A surprising new study finds that wolves actually prefer Chernobyl over nearby parks.
It’s the site of the greatest nuclear disaster of all time, and its high levels of radioactivity have made it an unsafe area for humans to go in the decades since the disaster happened — but a surprising new study has found that wildlife has been doing quite well.
The exclusion zone that was placed around the area where a Soviet nuclear power plant melted down in what is now Ukraine is still in place, keeping humans from visiting the eerie ghost town where radiation levels remain very high, according to a Slashgear report.
But there’s nothing that can be done to keep wildlife out, and researchers were surprised to find in a recent study that they are actually doing quite well in the Chernobyl zone, based on data published in the Current Biology journal.
The Chernobyl zone spans about 4,200 square kilometers, which are all about bereft of human life. But wildlife is packing the region at levels scientists din’t expect, particularly wolves. Scientists have noted there are seven times as many of them in the zone compared to nearby parks based on aerial observations of the exclusion zone.
It appears that the levels of wildlife are at the very least back to pre-meltdown levels.
Radiation remains at dangerous levels, but perhaps not as dangerous as before, and the wildlife seems to handle it better than they would have in the past. Not only wolves are being seen in greater numbers, but also deer, wild boar, and elk compared to just 10 years ago.
The Chernobyl disaster happened all the way back in 1986, a few years before the Cold War ended. It happened at the Chernobyl Nuclear Power Plant in what was then part of the Soviet Union but is now within the boundaries of Ukraine.

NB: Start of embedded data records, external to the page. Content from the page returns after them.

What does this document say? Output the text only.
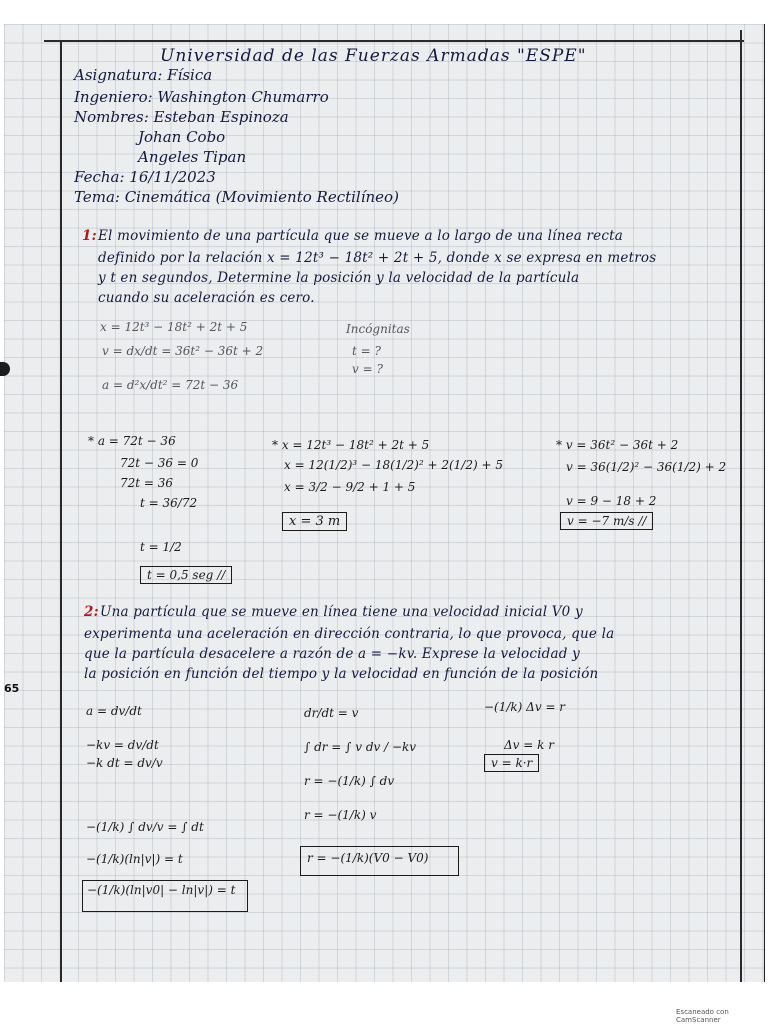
65
Universidad de las Fuerzas Armadas "ESPE"
Asignatura: Física
Ingeniero: Washington Chumarro
Nombres: Esteban Espinoza
Johan Cobo
Angeles Tipan
Fecha: 16/11/2023
Tema: Cinemática (Movimiento Rectilíneo)
1: El movimiento de una partícula que se mueve a lo largo de una línea recta
definido por la relación x = 12t³ − 18t² + 2t + 5, donde x se expresa en metros
y t en segundos, Determine la posición y la velocidad de la partícula
cuando su aceleración es cero.
x = 12t³ − 18t² + 2t + 5
v = dx/dt = 36t² − 36t + 2
a = d²x/dt² = 72t − 36
Incógnitas
t = ?
v = ?
* a = 72t − 36
72t − 36 = 0
72t = 36
t = 36/72
t = 1/2
t = 0,5 seg //
* x = 12t³ − 18t² + 2t + 5
x = 12(1/2)³ − 18(1/2)² + 2(1/2) + 5
x = 3/2 − 9/2 + 1 + 5
x = 3 m
* v = 36t² − 36t + 2
v = 36(1/2)² − 36(1/2) + 2
v = 9 − 18 + 2
v = −7 m/s //
2: Una partícula que se mueve en línea tiene una velocidad inicial V0 y
experimenta una aceleración en dirección contraria, lo que provoca, que la
que la partícula desacelere a razón de a = −kv. Exprese la velocidad y
la posición en función del tiempo y la velocidad en función de la posición
a = dv/dt
−kv = dv/dt
−k dt = dv/v
−(1/k) ∫ dv/v = ∫ dt
−(1/k)(ln|v|) = t
−(1/k)(ln|v0| − ln|v|) = t
dr/dt = v
∫ dr = ∫ v dv / −kv
r = −(1/k) ∫ dv
r = −(1/k) v
r = −(1/k)(V0 − V0)
−(1/k) Δv = r
Δv = k r
v = k·r
Escaneado con CamScanner
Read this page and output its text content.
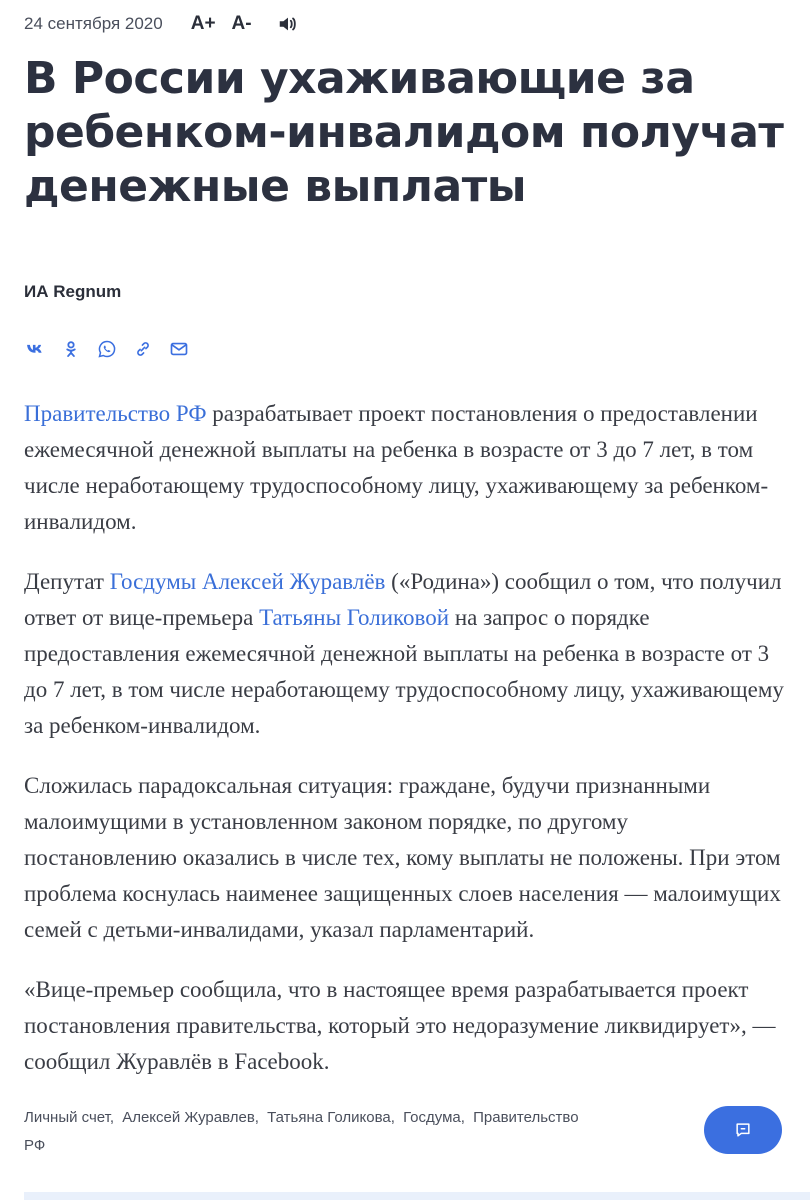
24 сентября 2020 A+ A-
В России ухаживающие за ребенком-инвалидом получат денежные выплаты
ИА Regnum

Правительство РФ разрабатывает проект постановления о предоставлении ежемесячной денежной выплаты на ребенка в возрасте от 3 до 7 лет, в том числе неработающему трудоспособному лицу, ухаживающему за ребенком-инвалидом.

Депутат Госдумы Алексей Журавлёв («Родина») сообщил о том, что получил ответ от вице-премьера Татьяны Голиковой на запрос о порядке предоставления ежемесячной денежной выплаты на ребенка в возрасте от 3 до 7 лет, в том числе неработающему трудоспособному лицу, ухаживающему за ребенком-инвалидом.

Сложилась парадоксальная ситуация: граждане, будучи признанными малоимущими в установленном законом порядке, по другому постановлению оказались в числе тех, кому выплаты не положены. При этом проблема коснулась наименее защищенных слоев населения — малоимущих семей с детьми-инвалидами, указал парламентарий.

«Вице-премьер сообщила, что в настоящее время разрабатывается проект постановления правительства, который это недоразумение ликвидирует», — сообщил Журавлёв в Facebook.

Личный счет, Алексей Журавлев, Татьяна Голикова, Госдума, Правительство РФ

It was the worst nuclear power plant accident in history, both in terms of cost and in terms of deaths. It is the only level 7 event — the maximum nuclear accident classification — other than the 2011 Fukushima Daiichi nuclear disaster. It took an estimated 500,000 workers and 18 billion rubles to contain the disaster, and 31 people died during the actual accident and untold numbers from the large rise in cancers likely due to the radiation fallout.
The accident happened when during an experiment that was a massive explosion that blew open the reactor and resulted in a meltdown that released huge quantities of radiation into the atmosphere, a plume so large that other countries detected it and confronted the secretive Soviets about it.
After the accident, authorities set up the Chernobyl exclusion zone, which originally extended 30 kilometers in all directions. Everyone evacuated except for about 300 residents who wouldn’t leave their homes no matter what the risk. Today, it is an eerie ghost town, with the towers of the Chernobyl power plant still towering over the overgrown buildings surrounding it. Much of the area has been swallowed up by the forest, and wildlife has been ale to run amok with humans gone.
Work is still being conducted on rebuilding the sarcophagus that encloses the ruptured reactor in order to prevent continued radiation release. Radiation levels are so high in the area that workers can only work five hours per day for a month before getting 15 days of rest. It is estimated that it will be about 20,000 years before it is safe for human habitation.